To no one’s surprise, Paramount then suspended von Sternberg, discontinuing his weekly salary when he failed to report for the first day’s shooting on Monday, April 25, 1932. But Schulberg and company did not adequately assess Dietrich’s devotion to her mentor, for she was also absent that day, announcing through her attorney Ralph Blum that she would certainly not appear in
Blonde Venus
with the newly assigned director, Richard Wallace. They had no choice but to suspend her as well, and a threat of lawsuits was announced on April 28. Some script compromises were hastily drafted, and on May 26 shooting began with scenes requiring Dietrich to act the doting mama, bathing and fussing over her little boy. By an odd coincidence, Dietrich felt her real-life motherhood threatened at the same time.

That March, the infant son of aviator Charles Lindbergh had
been kidnapped, but the baby was found murdered before the abductors specified how the
50,000 ransom was to be delivered. Throughout America, wealthy and famous parents panicked, and locksmiths, bodyguards and providers of security gates were kept busy round the clock in Hollywood. The children of movie stars (those of Harold Lloyd, Ann Harding and Bebe Daniels among them) were constantly attended, and Dietrich supervised the installation of iron bars over the windows of Maria’s room. Dietrich’s chauffeur, an austere ex-prizefighter named Briggs, escorted the child to school, and she was not permitted to wander undefended even in the enclosed yard at Roxbury Drive.

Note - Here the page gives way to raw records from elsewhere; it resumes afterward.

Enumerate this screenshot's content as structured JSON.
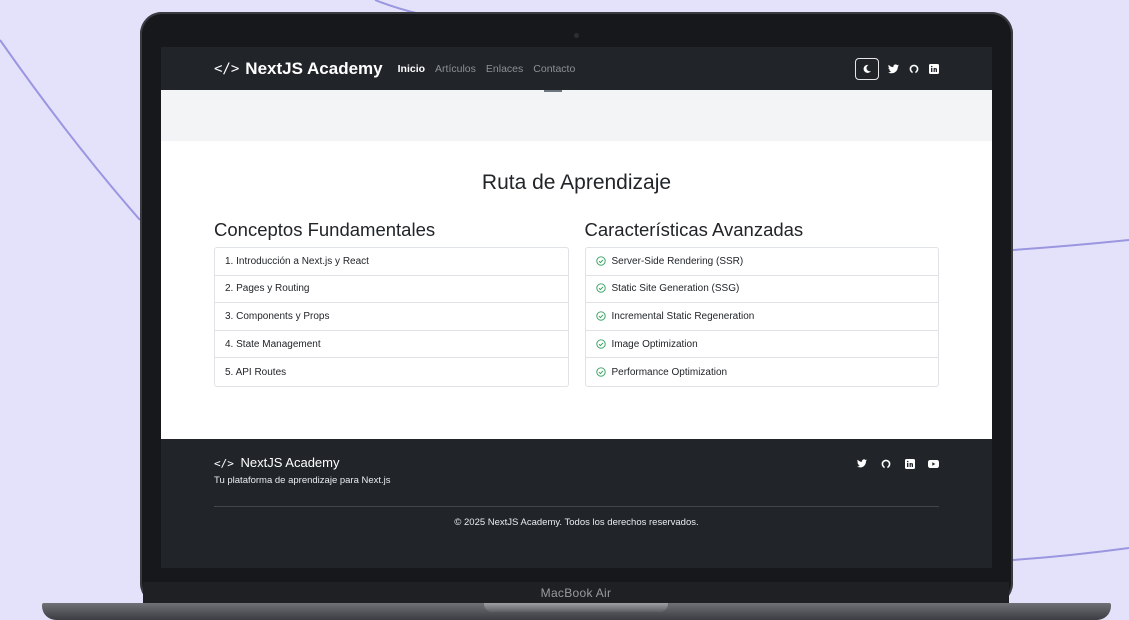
{
  "device": {
    "label": "MacBook Air"
  },
  "navbar": {
    "brand_icon": "</>",
    "brand_text": "NextJS Academy",
    "links": [
      {
        "label": "Inicio",
        "active": true
      },
      {
        "label": "Artículos",
        "active": false
      },
      {
        "label": "Enlaces",
        "active": false
      },
      {
        "label": "Contacto",
        "active": false
      }
    ],
    "theme_toggle_icon": "moon-icon",
    "social_icons": [
      "twitter-icon",
      "github-icon",
      "linkedin-icon"
    ]
  },
  "main": {
    "title": "Ruta de Aprendizaje",
    "fundamentals": {
      "title": "Conceptos Fundamentales",
      "items": [
        "1. Introducción a Next.js y React",
        "2. Pages y Routing",
        "3. Components y Props",
        "4. State Management",
        "5. API Routes"
      ]
    },
    "advanced": {
      "title": "Características Avanzadas",
      "item_icon": "check-circle-icon",
      "items": [
        "Server-Side Rendering (SSR)",
        "Static Site Generation (SSG)",
        "Incremental Static Regeneration",
        "Image Optimization",
        "Performance Optimization"
      ]
    }
  },
  "footer": {
    "brand_icon": "</>",
    "brand_text": "NextJS Academy",
    "tagline": "Tu plataforma de aprendizaje para Next.js",
    "social_icons": [
      "twitter-icon",
      "github-icon",
      "linkedin-icon",
      "youtube-icon"
    ],
    "copyright": "© 2025 NextJS Academy. Todos los derechos reservados."
  },
  "colors": {
    "background": "#e4e2fb",
    "navbar": "#212529",
    "check": "#2e9e5b",
    "curve": "#9a96e0"
  }
}
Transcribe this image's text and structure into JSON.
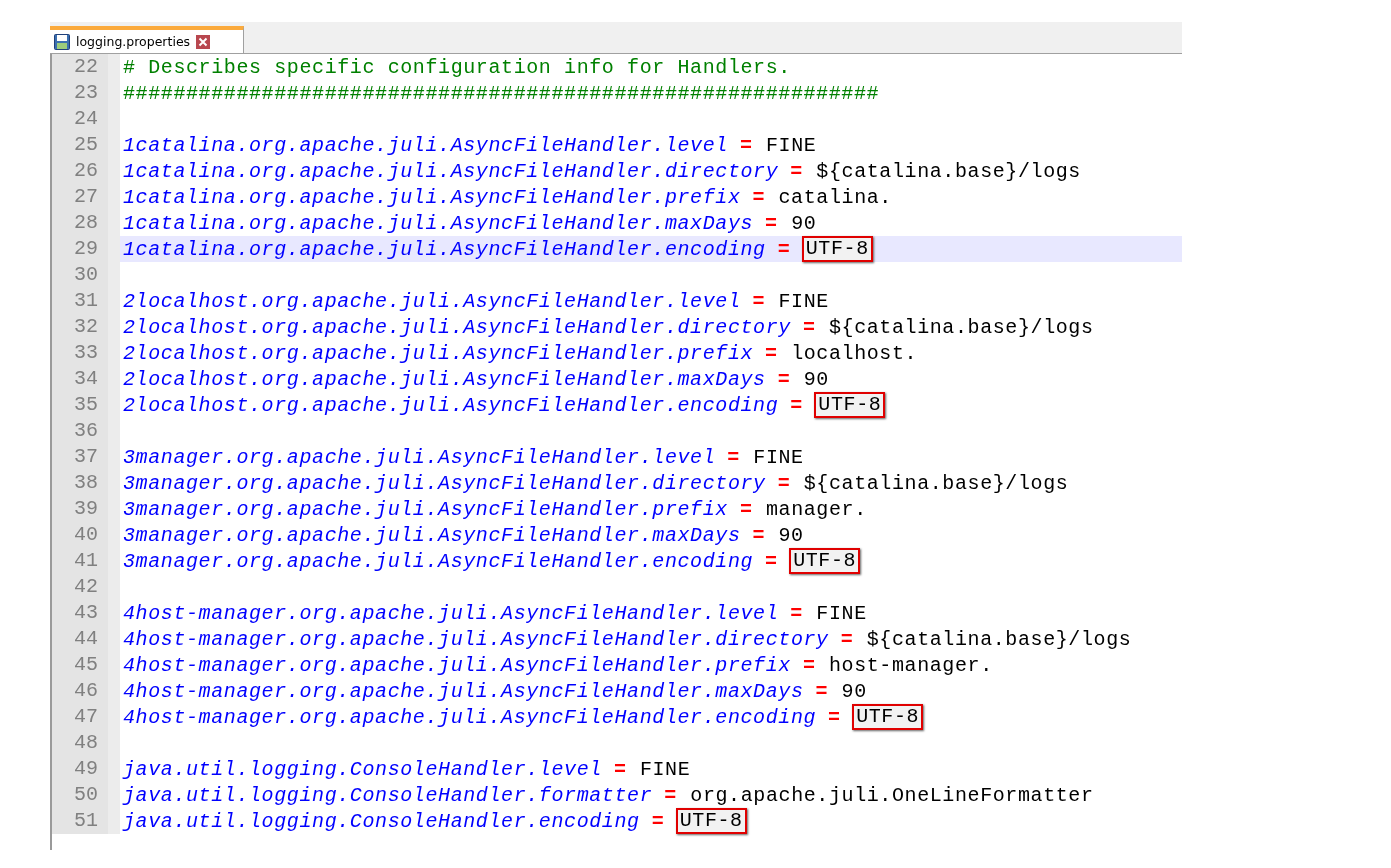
{
  "tab": {
    "title": "logging.properties",
    "selected": true
  },
  "lines": [
    {
      "number": "22",
      "kind": "comment",
      "text": "# Describes specific configuration info for Handlers.",
      "current": false
    },
    {
      "number": "23",
      "kind": "comment",
      "text": "############################################################",
      "current": false
    },
    {
      "number": "24",
      "kind": "blank",
      "current": false
    },
    {
      "number": "25",
      "kind": "property",
      "key": "1catalina.org.apache.juli.AsyncFileHandler.level",
      "operator": "=",
      "value": "FINE",
      "boxed": false,
      "current": false
    },
    {
      "number": "26",
      "kind": "property",
      "key": "1catalina.org.apache.juli.AsyncFileHandler.directory",
      "operator": "=",
      "value": "${catalina.base}/logs",
      "boxed": false,
      "current": false
    },
    {
      "number": "27",
      "kind": "property",
      "key": "1catalina.org.apache.juli.AsyncFileHandler.prefix",
      "operator": "=",
      "value": "catalina.",
      "boxed": false,
      "current": false
    },
    {
      "number": "28",
      "kind": "property",
      "key": "1catalina.org.apache.juli.AsyncFileHandler.maxDays",
      "operator": "=",
      "value": "90",
      "boxed": false,
      "current": false
    },
    {
      "number": "29",
      "kind": "property",
      "key": "1catalina.org.apache.juli.AsyncFileHandler.encoding",
      "operator": "=",
      "value": "UTF-8",
      "boxed": true,
      "current": true
    },
    {
      "number": "30",
      "kind": "blank",
      "current": false
    },
    {
      "number": "31",
      "kind": "property",
      "key": "2localhost.org.apache.juli.AsyncFileHandler.level",
      "operator": "=",
      "value": "FINE",
      "boxed": false,
      "current": false
    },
    {
      "number": "32",
      "kind": "property",
      "key": "2localhost.org.apache.juli.AsyncFileHandler.directory",
      "operator": "=",
      "value": "${catalina.base}/logs",
      "boxed": false,
      "current": false
    },
    {
      "number": "33",
      "kind": "property",
      "key": "2localhost.org.apache.juli.AsyncFileHandler.prefix",
      "operator": "=",
      "value": "localhost.",
      "boxed": false,
      "current": false
    },
    {
      "number": "34",
      "kind": "property",
      "key": "2localhost.org.apache.juli.AsyncFileHandler.maxDays",
      "operator": "=",
      "value": "90",
      "boxed": false,
      "current": false
    },
    {
      "number": "35",
      "kind": "property",
      "key": "2localhost.org.apache.juli.AsyncFileHandler.encoding",
      "operator": "=",
      "value": "UTF-8",
      "boxed": true,
      "current": false
    },
    {
      "number": "36",
      "kind": "blank",
      "current": false
    },
    {
      "number": "37",
      "kind": "property",
      "key": "3manager.org.apache.juli.AsyncFileHandler.level",
      "operator": "=",
      "value": "FINE",
      "boxed": false,
      "current": false
    },
    {
      "number": "38",
      "kind": "property",
      "key": "3manager.org.apache.juli.AsyncFileHandler.directory",
      "operator": "=",
      "value": "${catalina.base}/logs",
      "boxed": false,
      "current": false
    },
    {
      "number": "39",
      "kind": "property",
      "key": "3manager.org.apache.juli.AsyncFileHandler.prefix",
      "operator": "=",
      "value": "manager.",
      "boxed": false,
      "current": false
    },
    {
      "number": "40",
      "kind": "property",
      "key": "3manager.org.apache.juli.AsyncFileHandler.maxDays",
      "operator": "=",
      "value": "90",
      "boxed": false,
      "current": false
    },
    {
      "number": "41",
      "kind": "property",
      "key": "3manager.org.apache.juli.AsyncFileHandler.encoding",
      "operator": "=",
      "value": "UTF-8",
      "boxed": true,
      "current": false
    },
    {
      "number": "42",
      "kind": "blank",
      "current": false
    },
    {
      "number": "43",
      "kind": "property",
      "key": "4host-manager.org.apache.juli.AsyncFileHandler.level",
      "operator": "=",
      "value": "FINE",
      "boxed": false,
      "current": false
    },
    {
      "number": "44",
      "kind": "property",
      "key": "4host-manager.org.apache.juli.AsyncFileHandler.directory",
      "operator": "=",
      "value": "${catalina.base}/logs",
      "boxed": false,
      "current": false
    },
    {
      "number": "45",
      "kind": "property",
      "key": "4host-manager.org.apache.juli.AsyncFileHandler.prefix",
      "operator": "=",
      "value": "host-manager.",
      "boxed": false,
      "current": false
    },
    {
      "number": "46",
      "kind": "property",
      "key": "4host-manager.org.apache.juli.AsyncFileHandler.maxDays",
      "operator": "=",
      "value": "90",
      "boxed": false,
      "current": false
    },
    {
      "number": "47",
      "kind": "property",
      "key": "4host-manager.org.apache.juli.AsyncFileHandler.encoding",
      "operator": "=",
      "value": "UTF-8",
      "boxed": true,
      "current": false
    },
    {
      "number": "48",
      "kind": "blank",
      "current": false
    },
    {
      "number": "49",
      "kind": "property",
      "key": "java.util.logging.ConsoleHandler.level",
      "operator": "=",
      "value": "FINE",
      "boxed": false,
      "current": false
    },
    {
      "number": "50",
      "kind": "property",
      "key": "java.util.logging.ConsoleHandler.formatter",
      "operator": "=",
      "value": "org.apache.juli.OneLineFormatter",
      "boxed": false,
      "current": false
    },
    {
      "number": "51",
      "kind": "property",
      "key": "java.util.logging.ConsoleHandler.encoding",
      "operator": "=",
      "value": "UTF-8",
      "boxed": true,
      "current": false
    }
  ]
}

Perhaps predictably, the widespread promulgation of these security tactics provoked the very threats they were meant to forestall. In mid-May, extortion letters were received by Dietrich and by one Mrs. Egon Muller, wife of a German linen importer: if money was not delivered according to specific instructions, their children’s lives would be in danger. After Dietrich obeyed police advice to ignore the threat while they tried to trace the letter, a second was received, doubling the extorted sum to
10,000. This was to be left in a package on the rear bumper of an automobile at a particular location. Meantime, Mrs. Muller (also acting under police counsel), placed
17—instead of the
500 demanded—under a designated downtown palm tree.